Global conflicts, persecution and human rights violations force one in every 113 people to flee their homes. According to a report released yesterday, June 19, by UNHCR (Office of the UN High Commissioner for Refugees), the world has 65.6 million refugees, asylum-seekers and people who have been forcibly displaced from their countries of origin – a population the size of the United Kingdom.
This is the largest number ever recorded in history and is due largely to the worsening of the conflict and the humanitarian crisis in Syria.
The UNHCR report, released one day before World Refugee Day, reveals an especially cruel detail of forced displacements: the high number of children affected by the violence, who represent 51% of refugees in the world. More than 75,000 asylum applications were made by unaccompanied children.
The report also shows the primary destinations of these people: 84% of refugees, who total 22.5 million, are in low- and middle-income countries and one in three are received by least developed nations.
Brazil’s role as a recipient has been low. The country currently has just 9,689 refugees, a figure that represents 0.043% of the total. According to the UN report, Brazil accepted 982 refugees in 2016, while the number of applications rose from 20,815 in 2015 to 35,464 last year – an increase of 70%.
Demand for refugee status is likely to continue to rise. Data released to the press by Conare (National Committee for Refugees) reveal that between January 1 and May 31 of 2017, the country received 10,507 requests for refugee status, of which nearly 80% were from Venezuelans.
“Brazil can and should do more in the global effort to receive people who are forcibly displaced. The country needs, for example, to maintain a firm commitment to taking in Venezuelans in the state of Roraima, by quickly providing temporary residency, exempting fees for those who cannot afford to pay them and conducting a swift and thorough analysis of requests for refugee status,” said Camila Asano, coordinator of the Foreign Policy program at Conectas.
Larissa Leite, coordinator of the protection program at Caritas Archdiocese of São Paulo’s Refugee Center, explained that the new inflow of Venezuelans into Brazil demonstrates how displacement trends in the world can change quickly, including with important shifts in the profile of these people.

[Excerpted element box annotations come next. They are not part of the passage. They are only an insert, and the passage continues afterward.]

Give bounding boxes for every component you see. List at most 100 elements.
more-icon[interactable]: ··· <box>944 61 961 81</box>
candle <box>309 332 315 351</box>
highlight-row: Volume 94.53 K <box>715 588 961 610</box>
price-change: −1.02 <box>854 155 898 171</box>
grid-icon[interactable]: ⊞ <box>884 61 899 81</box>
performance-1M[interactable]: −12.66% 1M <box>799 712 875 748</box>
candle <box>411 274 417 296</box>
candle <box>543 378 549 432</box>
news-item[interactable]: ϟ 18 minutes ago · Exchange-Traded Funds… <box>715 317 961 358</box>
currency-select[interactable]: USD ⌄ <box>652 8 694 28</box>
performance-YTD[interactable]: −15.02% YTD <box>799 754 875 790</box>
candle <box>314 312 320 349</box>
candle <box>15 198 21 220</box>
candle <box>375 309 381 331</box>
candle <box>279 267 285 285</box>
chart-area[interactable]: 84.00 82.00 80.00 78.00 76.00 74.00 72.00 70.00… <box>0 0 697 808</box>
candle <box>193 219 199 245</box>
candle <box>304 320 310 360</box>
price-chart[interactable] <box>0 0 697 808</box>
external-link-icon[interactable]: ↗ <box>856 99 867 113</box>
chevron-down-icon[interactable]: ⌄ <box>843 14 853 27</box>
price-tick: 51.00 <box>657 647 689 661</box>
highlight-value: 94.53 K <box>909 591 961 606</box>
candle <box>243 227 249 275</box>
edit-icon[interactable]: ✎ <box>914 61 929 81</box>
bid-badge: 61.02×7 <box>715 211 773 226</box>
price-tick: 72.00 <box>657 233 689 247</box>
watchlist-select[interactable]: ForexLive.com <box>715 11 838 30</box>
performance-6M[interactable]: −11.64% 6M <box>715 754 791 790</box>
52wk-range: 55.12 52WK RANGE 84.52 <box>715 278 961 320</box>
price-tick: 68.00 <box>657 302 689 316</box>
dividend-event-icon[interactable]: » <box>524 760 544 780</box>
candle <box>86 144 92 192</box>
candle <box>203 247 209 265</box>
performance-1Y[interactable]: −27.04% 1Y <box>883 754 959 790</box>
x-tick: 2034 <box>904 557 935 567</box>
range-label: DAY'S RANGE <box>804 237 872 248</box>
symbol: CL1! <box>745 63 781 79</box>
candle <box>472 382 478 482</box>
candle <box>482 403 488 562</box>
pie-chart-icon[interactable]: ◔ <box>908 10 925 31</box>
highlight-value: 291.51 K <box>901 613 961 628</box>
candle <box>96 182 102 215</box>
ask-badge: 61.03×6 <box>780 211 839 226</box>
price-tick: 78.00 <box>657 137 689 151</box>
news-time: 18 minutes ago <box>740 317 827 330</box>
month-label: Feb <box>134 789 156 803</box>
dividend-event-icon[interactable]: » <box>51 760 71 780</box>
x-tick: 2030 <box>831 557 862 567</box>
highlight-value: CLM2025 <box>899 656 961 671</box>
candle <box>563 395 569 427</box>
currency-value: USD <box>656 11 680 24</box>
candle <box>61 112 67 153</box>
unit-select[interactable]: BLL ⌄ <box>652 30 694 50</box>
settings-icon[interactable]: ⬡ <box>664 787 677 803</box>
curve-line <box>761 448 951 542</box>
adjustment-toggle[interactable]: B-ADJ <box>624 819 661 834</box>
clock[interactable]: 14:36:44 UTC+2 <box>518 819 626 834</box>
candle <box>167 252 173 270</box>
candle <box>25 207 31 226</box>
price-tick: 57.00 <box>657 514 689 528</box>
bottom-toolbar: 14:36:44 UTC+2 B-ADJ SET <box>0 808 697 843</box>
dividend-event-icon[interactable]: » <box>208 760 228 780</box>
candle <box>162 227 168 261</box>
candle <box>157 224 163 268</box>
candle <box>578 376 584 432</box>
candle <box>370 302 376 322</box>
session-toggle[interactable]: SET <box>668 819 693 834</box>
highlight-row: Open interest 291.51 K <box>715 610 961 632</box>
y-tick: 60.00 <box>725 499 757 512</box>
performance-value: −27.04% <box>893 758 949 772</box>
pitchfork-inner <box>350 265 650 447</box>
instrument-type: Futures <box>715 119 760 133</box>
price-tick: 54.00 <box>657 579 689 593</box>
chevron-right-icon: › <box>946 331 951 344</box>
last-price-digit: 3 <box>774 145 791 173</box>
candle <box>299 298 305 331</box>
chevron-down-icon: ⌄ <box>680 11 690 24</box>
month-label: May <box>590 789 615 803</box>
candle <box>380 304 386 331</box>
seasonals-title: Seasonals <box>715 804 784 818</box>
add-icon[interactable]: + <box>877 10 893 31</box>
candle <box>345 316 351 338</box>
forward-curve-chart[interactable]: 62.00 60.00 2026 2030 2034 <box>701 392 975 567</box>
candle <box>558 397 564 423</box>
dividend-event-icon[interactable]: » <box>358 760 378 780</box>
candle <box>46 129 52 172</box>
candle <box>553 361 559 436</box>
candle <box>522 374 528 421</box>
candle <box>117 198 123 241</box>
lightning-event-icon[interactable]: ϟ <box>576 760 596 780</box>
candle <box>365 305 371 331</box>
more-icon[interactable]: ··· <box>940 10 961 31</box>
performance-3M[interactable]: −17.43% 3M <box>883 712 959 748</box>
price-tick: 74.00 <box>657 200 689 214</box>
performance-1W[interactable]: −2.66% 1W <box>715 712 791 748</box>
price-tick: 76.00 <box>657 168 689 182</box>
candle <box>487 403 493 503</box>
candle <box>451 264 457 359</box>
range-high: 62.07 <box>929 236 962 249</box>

“Another example is the sharp increase in the number of refugee women in São Paulo, who represented less than 10% of the total a few years ago and 36% in 2016,” said Leite. As far as she is concerned “Brazil has the responsibility not only to establish adequate protection systems, but also to ensure the stability of its structures and policies and to respond to the diversity of the refugee population in the country”.